During his remarks, county Supervisor Luis Plancarte spoke about growing up in the Kennedy Gardens subdivision in Calexico around neighbors who worked in the fields much like his parents, who had immigrated to Calexico from Mexicali in the 1970s.
It was from his neighbors that Plancarte said he first learned of the UFW and its efforts, as well as news of Rufino Contreras’ shooting, which had prompted a large gathering of mourners at the subdivision at the time.
On Saturday, Plancarte recalled how at the time of Contreras’ death he became concerned by some local officials’ statements to local media that he perceived to be disparaging to the farm worker community.
“I don’t think that they were very perceptive to what was going on in the community,” Plancarte said. “Nowadays we have a tendency to get involved and look for that equity.”
He also assured those gathered on Saturday that he, like many children of local farm workers, have since ascended to authoritative positions and continue to seek parity for vulnerable members of the Valley.
“The community’s power continues to work,” Plancarte told those gathered.
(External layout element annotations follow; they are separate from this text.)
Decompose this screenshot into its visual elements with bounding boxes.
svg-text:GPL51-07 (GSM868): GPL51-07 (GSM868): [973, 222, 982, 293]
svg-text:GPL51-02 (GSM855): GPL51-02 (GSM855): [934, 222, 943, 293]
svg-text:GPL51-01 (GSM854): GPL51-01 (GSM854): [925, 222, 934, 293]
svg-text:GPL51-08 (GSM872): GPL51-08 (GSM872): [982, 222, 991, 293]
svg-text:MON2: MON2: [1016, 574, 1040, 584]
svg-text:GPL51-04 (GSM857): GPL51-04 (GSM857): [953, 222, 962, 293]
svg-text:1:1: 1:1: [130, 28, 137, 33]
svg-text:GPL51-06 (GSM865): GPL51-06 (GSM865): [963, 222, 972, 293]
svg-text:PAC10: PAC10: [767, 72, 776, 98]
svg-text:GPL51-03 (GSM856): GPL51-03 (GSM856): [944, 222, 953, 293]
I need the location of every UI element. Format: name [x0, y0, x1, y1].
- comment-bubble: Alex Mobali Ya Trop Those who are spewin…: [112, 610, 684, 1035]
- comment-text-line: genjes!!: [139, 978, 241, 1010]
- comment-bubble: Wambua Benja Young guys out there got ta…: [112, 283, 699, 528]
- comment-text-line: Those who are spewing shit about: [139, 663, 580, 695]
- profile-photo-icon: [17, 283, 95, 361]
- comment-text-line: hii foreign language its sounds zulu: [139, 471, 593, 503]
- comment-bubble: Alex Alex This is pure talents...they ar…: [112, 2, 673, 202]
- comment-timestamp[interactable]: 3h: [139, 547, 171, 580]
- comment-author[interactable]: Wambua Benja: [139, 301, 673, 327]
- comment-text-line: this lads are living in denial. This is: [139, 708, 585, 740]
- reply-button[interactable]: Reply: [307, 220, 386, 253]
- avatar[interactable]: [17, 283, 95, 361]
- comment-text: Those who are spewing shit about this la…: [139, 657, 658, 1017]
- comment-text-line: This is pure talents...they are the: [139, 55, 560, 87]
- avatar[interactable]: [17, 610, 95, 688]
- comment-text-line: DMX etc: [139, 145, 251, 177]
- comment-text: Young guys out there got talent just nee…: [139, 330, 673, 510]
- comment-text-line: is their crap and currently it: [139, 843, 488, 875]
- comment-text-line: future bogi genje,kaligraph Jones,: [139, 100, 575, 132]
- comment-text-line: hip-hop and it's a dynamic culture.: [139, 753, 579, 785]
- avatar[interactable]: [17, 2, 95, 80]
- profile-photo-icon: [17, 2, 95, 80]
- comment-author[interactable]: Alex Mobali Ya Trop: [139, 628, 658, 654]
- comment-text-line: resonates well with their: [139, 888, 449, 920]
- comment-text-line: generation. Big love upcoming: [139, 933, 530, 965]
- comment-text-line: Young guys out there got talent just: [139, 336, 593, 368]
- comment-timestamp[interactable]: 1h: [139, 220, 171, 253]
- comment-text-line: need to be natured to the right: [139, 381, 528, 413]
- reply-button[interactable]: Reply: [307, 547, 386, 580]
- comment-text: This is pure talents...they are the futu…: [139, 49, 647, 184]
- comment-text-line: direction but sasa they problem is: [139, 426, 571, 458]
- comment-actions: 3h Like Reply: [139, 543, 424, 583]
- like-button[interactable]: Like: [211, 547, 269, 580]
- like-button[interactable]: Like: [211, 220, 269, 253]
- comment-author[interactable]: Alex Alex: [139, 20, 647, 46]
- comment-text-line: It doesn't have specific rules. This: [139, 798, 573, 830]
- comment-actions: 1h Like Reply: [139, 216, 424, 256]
Current UFW President Teresa Romero was also on hand to address the crowd. She read aloud in Spanish the eulogy that UFW founder Cesar Chavez had delivered at Contreras’ funeral on Feb. 14, 1979.
Similarly, Ricardo Ortega, Calexico Neighborhood House executive director, read aloud Chavez’s eulogy of Contreras in English.
“Rufino lives among us. It is those who have killed him and those who have conspired to kill him who have died; because the love, the compassion, the light in their hearts have been stilled,” both quoted Chavez as saying.
Rufino Contreras was one of five UFW members, four men and one woman, who lost their lives during farm worker strikes, the UFW reported.
Although three firearms were recovered in connection to the shooting death, the bullet that killed Contreras was never located.
A review of the court transcripts by the Washington Post in 1979 revealed that county District Attorney Fielding Kimball did not make a closing argument during the preliminary hearing for defendants Leonardo Alfredo Barriga, Froilan Perez Mendoza and Anthony Andres San Diego.
The case’s presiding judge, William E. Lehnhardt, reportedly disclosed to the Washington Post that he ultimately dismissed the case after it appeared as though Kimball did not want to proceed with the prosecution.
“He [Kimball] didn’t actually say, publicly, in front of the defense lawyers, that he wanted the charges dismissed, but he let it be known,” Lehnhardt reportedly told the Washington Post for an article that was published Sept. 16, 1979. “He wasn’t ready to take that stance publicly. It had to be me.”